The Strangers on Montagu Street
White’s third Tradd Street paranormal (after 2009’s The Girl on Legare Street) delivers powerful emotions, weird old Charleston architecture, and a hint of mystery as psychic realtor Melanie Middleton and her boyfriend, bestselling author Jack Trenholm, navigate their treacherous relationship. Nola, Jack’s 13-year-old daughter, adds an extra challenge by arriving on his doorstep from California after her drug-addicted songwriter mother’s suicide, with her mother’s guitar in hand and her mother’s comforting but restless spirit in tow. When sullen Nola becomes haunted by evil spirits living in a beautiful antique dollhouse that Jack’s mother gives her, tracking down the story of the house on which the miniature home is modeled becomes a priority.
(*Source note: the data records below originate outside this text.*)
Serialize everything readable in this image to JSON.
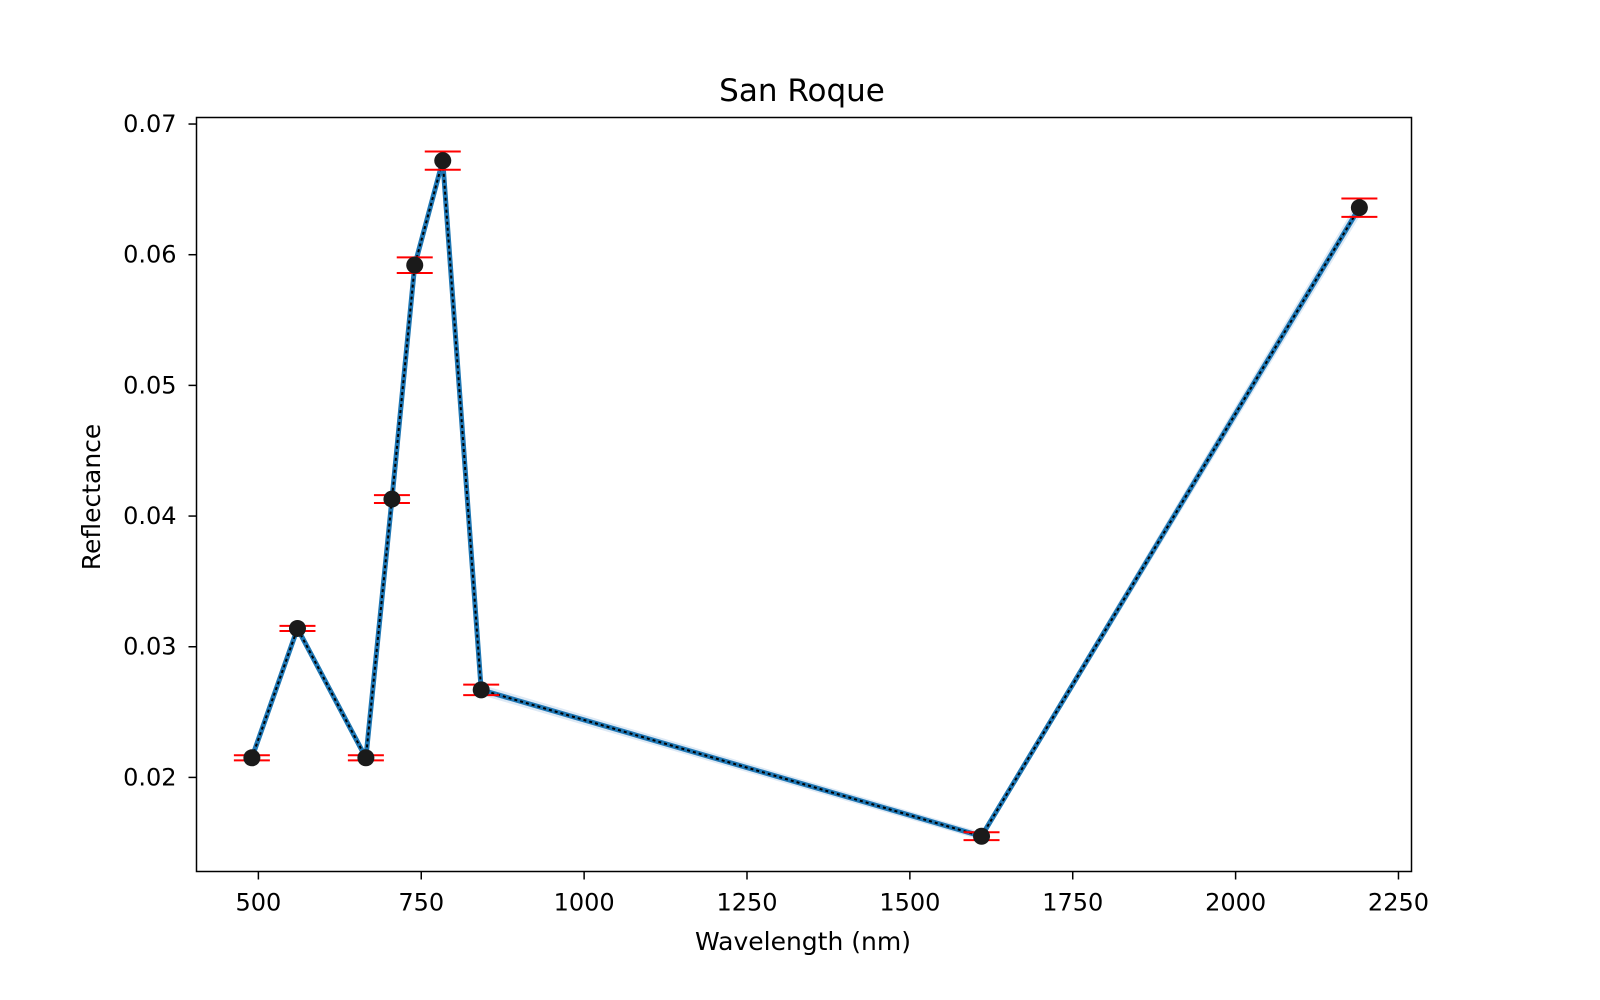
{
  "chart_data": {
    "type": "line",
    "title": "San Roque",
    "xlabel": "Wavelength (nm)",
    "ylabel": "Reflectance",
    "xlim": [
      405,
      2270
    ],
    "ylim": [
      0.0128,
      0.0705
    ],
    "xticks": [
      500,
      750,
      1000,
      1250,
      1500,
      1750,
      2000,
      2250
    ],
    "xtick_labels": [
      "500",
      "750",
      "1000",
      "1250",
      "1500",
      "1750",
      "2000",
      "2250"
    ],
    "yticks": [
      0.02,
      0.03,
      0.04,
      0.05,
      0.06,
      0.07
    ],
    "ytick_labels": [
      "0.02",
      "0.03",
      "0.04",
      "0.05",
      "0.06",
      "0.07"
    ],
    "grid": false,
    "series": [
      {
        "x": [
          490,
          560,
          665,
          705,
          740,
          783,
          842,
          1610,
          2190
        ],
        "values": [
          0.0215,
          0.0314,
          0.0215,
          0.0413,
          0.0592,
          0.0672,
          0.0267,
          0.0155,
          0.0636
        ],
        "error": [
          0.0002,
          0.0002,
          0.0002,
          0.0003,
          0.0006,
          0.0007,
          0.0004,
          0.0003,
          0.0007
        ],
        "line_color": "#1f77b4",
        "marker_color": "#1a1a1a",
        "errorbar_color": "#ff0000",
        "band_color": "#c6dbef"
      }
    ]
  }
}
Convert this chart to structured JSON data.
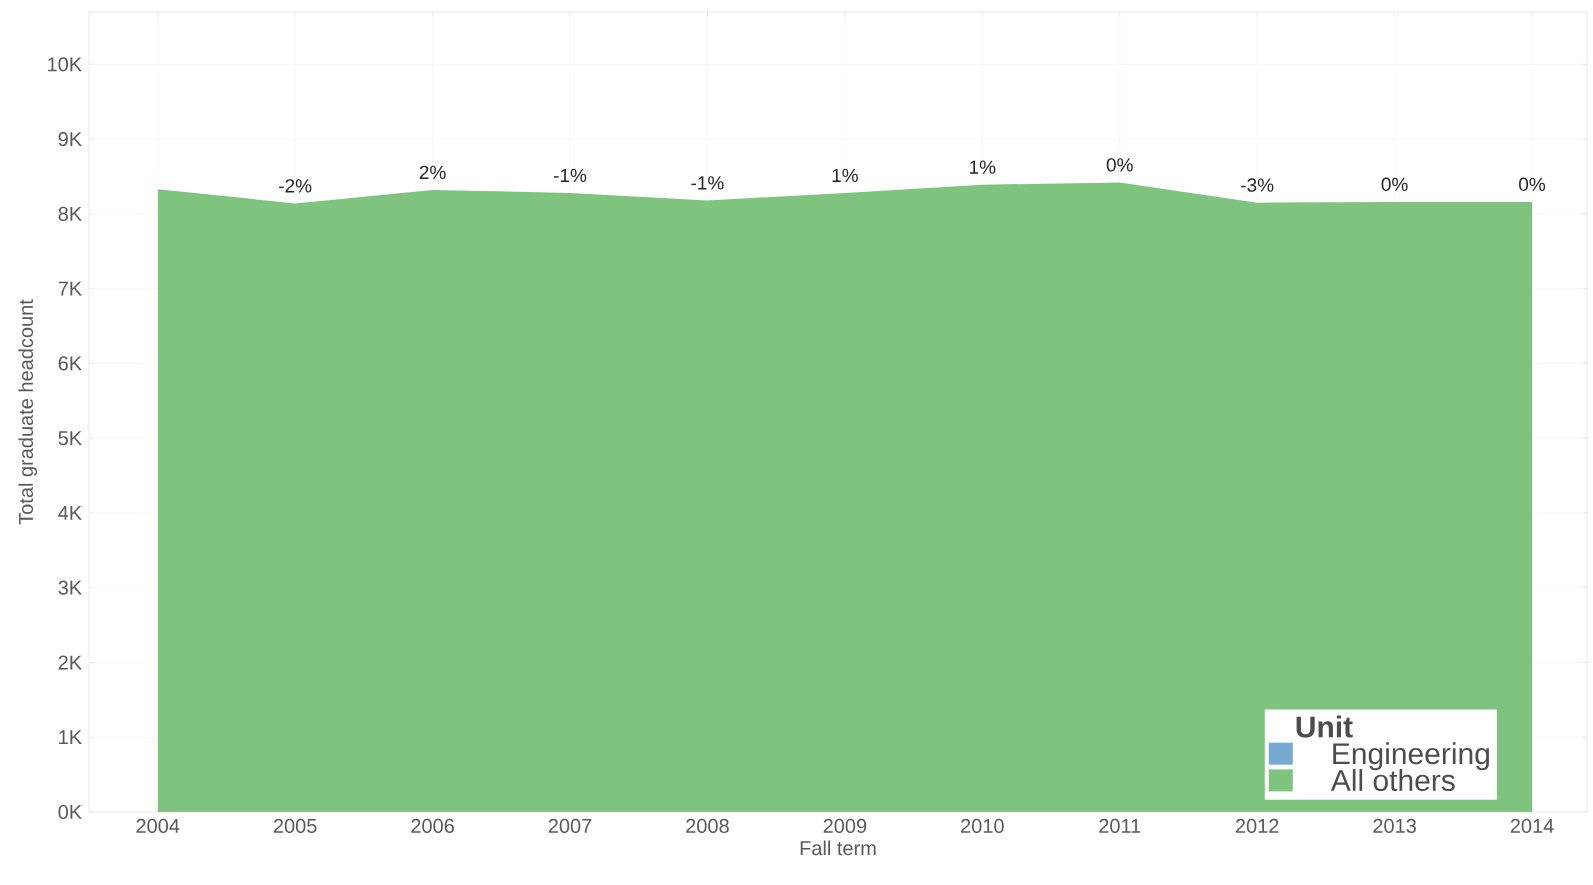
{
  "chart_data": {
    "type": "area",
    "xlabel": "Fall term",
    "ylabel": "Total graduate headcount",
    "legend_title": "Unit",
    "x": [
      2004,
      2005,
      2006,
      2007,
      2008,
      2009,
      2010,
      2011,
      2012,
      2013,
      2014
    ],
    "series": [
      {
        "name": "Engineering",
        "color": "#76a9d1",
        "values": [
          null,
          null,
          null,
          null,
          null,
          null,
          null,
          null,
          null,
          null,
          null
        ]
      },
      {
        "name": "All others",
        "color": "#7fc47e",
        "values": [
          8330,
          8140,
          8320,
          8280,
          8180,
          8280,
          8390,
          8420,
          8150,
          8160,
          8160
        ]
      }
    ],
    "xlim": [
      2003.5,
      2014.4
    ],
    "ylim": [
      0,
      10700
    ],
    "xticks": [
      2004,
      2005,
      2006,
      2007,
      2008,
      2009,
      2010,
      2011,
      2012,
      2013,
      2014
    ],
    "yticks": [
      {
        "value": 0,
        "label": "0K"
      },
      {
        "value": 1000,
        "label": "1K"
      },
      {
        "value": 2000,
        "label": "2K"
      },
      {
        "value": 3000,
        "label": "3K"
      },
      {
        "value": 4000,
        "label": "4K"
      },
      {
        "value": 5000,
        "label": "5K"
      },
      {
        "value": 6000,
        "label": "6K"
      },
      {
        "value": 7000,
        "label": "7K"
      },
      {
        "value": 8000,
        "label": "8K"
      },
      {
        "value": 9000,
        "label": "9K"
      },
      {
        "value": 10000,
        "label": "10K"
      }
    ],
    "annotations": [
      {
        "text": "-2%",
        "x": 2005,
        "y": 8140
      },
      {
        "text": "2%",
        "x": 2006,
        "y": 8320
      },
      {
        "text": "-1%",
        "x": 2007,
        "y": 8280
      },
      {
        "text": "-1%",
        "x": 2008,
        "y": 8180
      },
      {
        "text": "1%",
        "x": 2009,
        "y": 8280
      },
      {
        "text": "1%",
        "x": 2010,
        "y": 8390
      },
      {
        "text": "0%",
        "x": 2011,
        "y": 8420
      },
      {
        "text": "-3%",
        "x": 2012,
        "y": 8150
      },
      {
        "text": "0%",
        "x": 2013,
        "y": 8160
      },
      {
        "text": "0%",
        "x": 2014,
        "y": 8160
      }
    ],
    "grid": true,
    "legend": "bottom right"
  }
}
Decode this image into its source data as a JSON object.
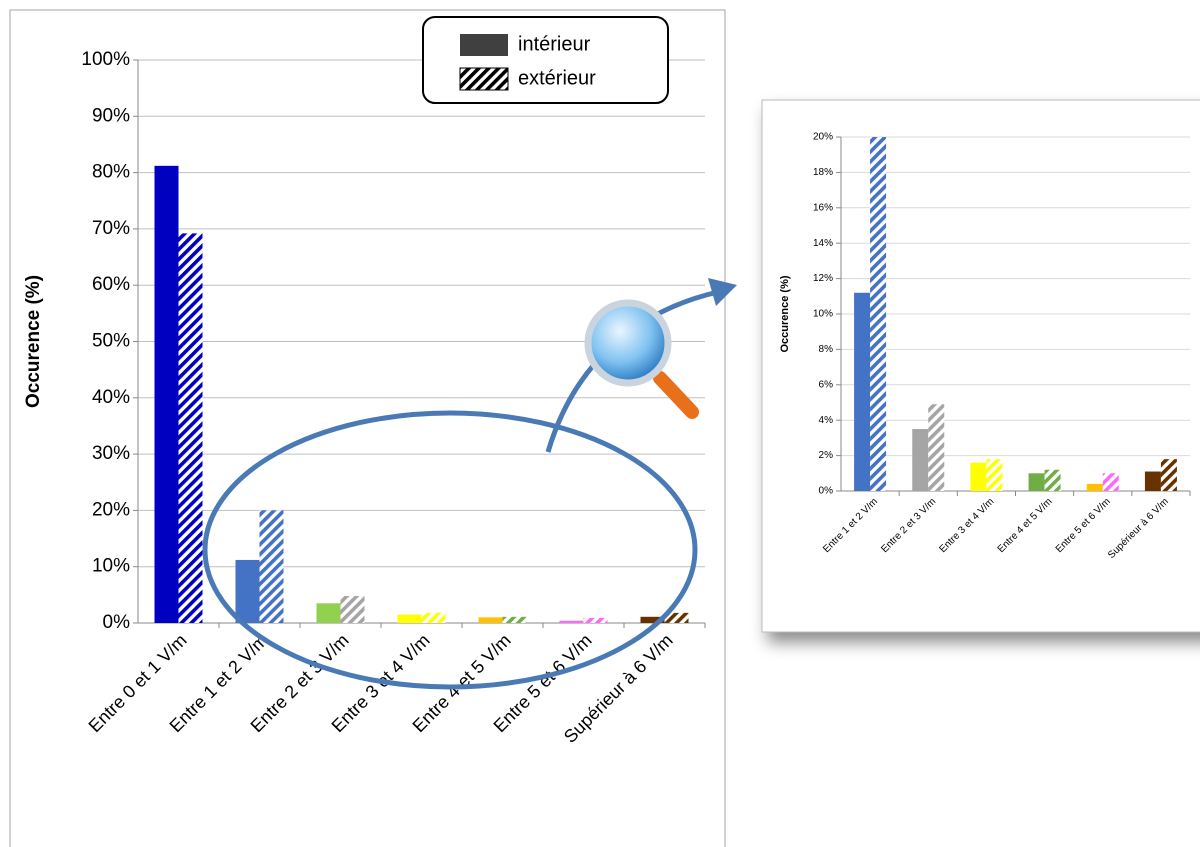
{
  "chart_data": [
    {
      "type": "bar",
      "ylabel": "Occurence (%)",
      "categories": [
        "Entre 0 et 1 V/m",
        "Entre 1 et 2 V/m",
        "Entre 2 et 3 V/m",
        "Entre 3 et 4 V/m",
        "Entre 4 et 5 V/m",
        "Entre 5 et 6 V/m",
        "Supérieur à 6 V/m"
      ],
      "series": [
        {
          "name": "intérieur",
          "color": "#404040",
          "pattern": "solid",
          "colors": [
            "#0000c0",
            "#4472c4",
            "#92d050",
            "#ffff00",
            "#ffc000",
            "#ff66ff",
            "#663300"
          ],
          "values": [
            81.2,
            11.2,
            3.5,
            1.5,
            1.0,
            0.4,
            1.1
          ]
        },
        {
          "name": "extérieur",
          "color": "#000000",
          "pattern": "hatch",
          "colors": [
            "#0000c0",
            "#4472c4",
            "#a5a5a5",
            "#ffff00",
            "#70ad47",
            "#ff66ff",
            "#663300"
          ],
          "values": [
            69.2,
            20.0,
            4.8,
            1.8,
            1.1,
            0.9,
            1.8
          ]
        }
      ],
      "ylim": [
        0,
        100
      ],
      "yticks": [
        {
          "value": 0,
          "label": "0%"
        },
        {
          "value": 10,
          "label": "10%"
        },
        {
          "value": 20,
          "label": "20%"
        },
        {
          "value": 30,
          "label": "30%"
        },
        {
          "value": 40,
          "label": "40%"
        },
        {
          "value": 50,
          "label": "50%"
        },
        {
          "value": 60,
          "label": "60%"
        },
        {
          "value": 70,
          "label": "70%"
        },
        {
          "value": 80,
          "label": "80%"
        },
        {
          "value": 90,
          "label": "90%"
        },
        {
          "value": 100,
          "label": "100%"
        }
      ],
      "grid": true,
      "legend": "upper right"
    },
    {
      "type": "bar",
      "ylabel": "Occurence (%)",
      "categories": [
        "Entre 1 et 2 V/m",
        "Entre 2 et 3 V/m",
        "Entre 3 et 4 V/m",
        "Entre 4 et 5 V/m",
        "Entre 5 et 6 V/m",
        "Supérieur à 6 V/m"
      ],
      "series": [
        {
          "pattern": "solid",
          "colors": [
            "#4472c4",
            "#a5a5a5",
            "#ffff00",
            "#70ad47",
            "#ffc000",
            "#663300"
          ],
          "values": [
            11.2,
            3.5,
            1.6,
            1.0,
            0.4,
            1.1
          ]
        },
        {
          "pattern": "hatch",
          "colors": [
            "#4472c4",
            "#a5a5a5",
            "#ffff00",
            "#70ad47",
            "#ff66ff",
            "#663300"
          ],
          "values": [
            20.0,
            4.9,
            1.8,
            1.2,
            1.0,
            1.8
          ]
        }
      ],
      "ylim": [
        0,
        20
      ],
      "yticks": [
        {
          "value": 0,
          "label": "0%"
        },
        {
          "value": 2,
          "label": "2%"
        },
        {
          "value": 4,
          "label": "4%"
        },
        {
          "value": 6,
          "label": "6%"
        },
        {
          "value": 8,
          "label": "8%"
        },
        {
          "value": 10,
          "label": "10%"
        },
        {
          "value": 12,
          "label": "12%"
        },
        {
          "value": 14,
          "label": "14%"
        },
        {
          "value": 16,
          "label": "16%"
        },
        {
          "value": 18,
          "label": "18%"
        },
        {
          "value": 20,
          "label": "20%"
        }
      ],
      "grid": true
    }
  ]
}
Charming and complex living characters, combined with unsettled ghosts that balance uncanny creepiness with very human motivations, keep this story warm, real, and exciting.
Whiter Than Snow
In this stilted, disjointed smalltown disaster drama, a 1920 Colorado avalanche traps nine children in a snow drift, turning their close-knit community upside-down in the process. As the children’s families learn of their predicament, the complicated backstories that bind the members of sleepy Swandyke come to light; in the present, the developing tragedy, including multiple deaths, transforms the community through sorrow, forgiveness, and redemption. Unfortunately, novelist Dallas (Prayers for Sale ) isn’t up to the challenge of multiple plot threads, a large cast of characters, or the heavily loaded children-in-distress material; exaggerated caricature, stiff dialogue, and poorly integrated character history make for awkward, disappointing melodrama.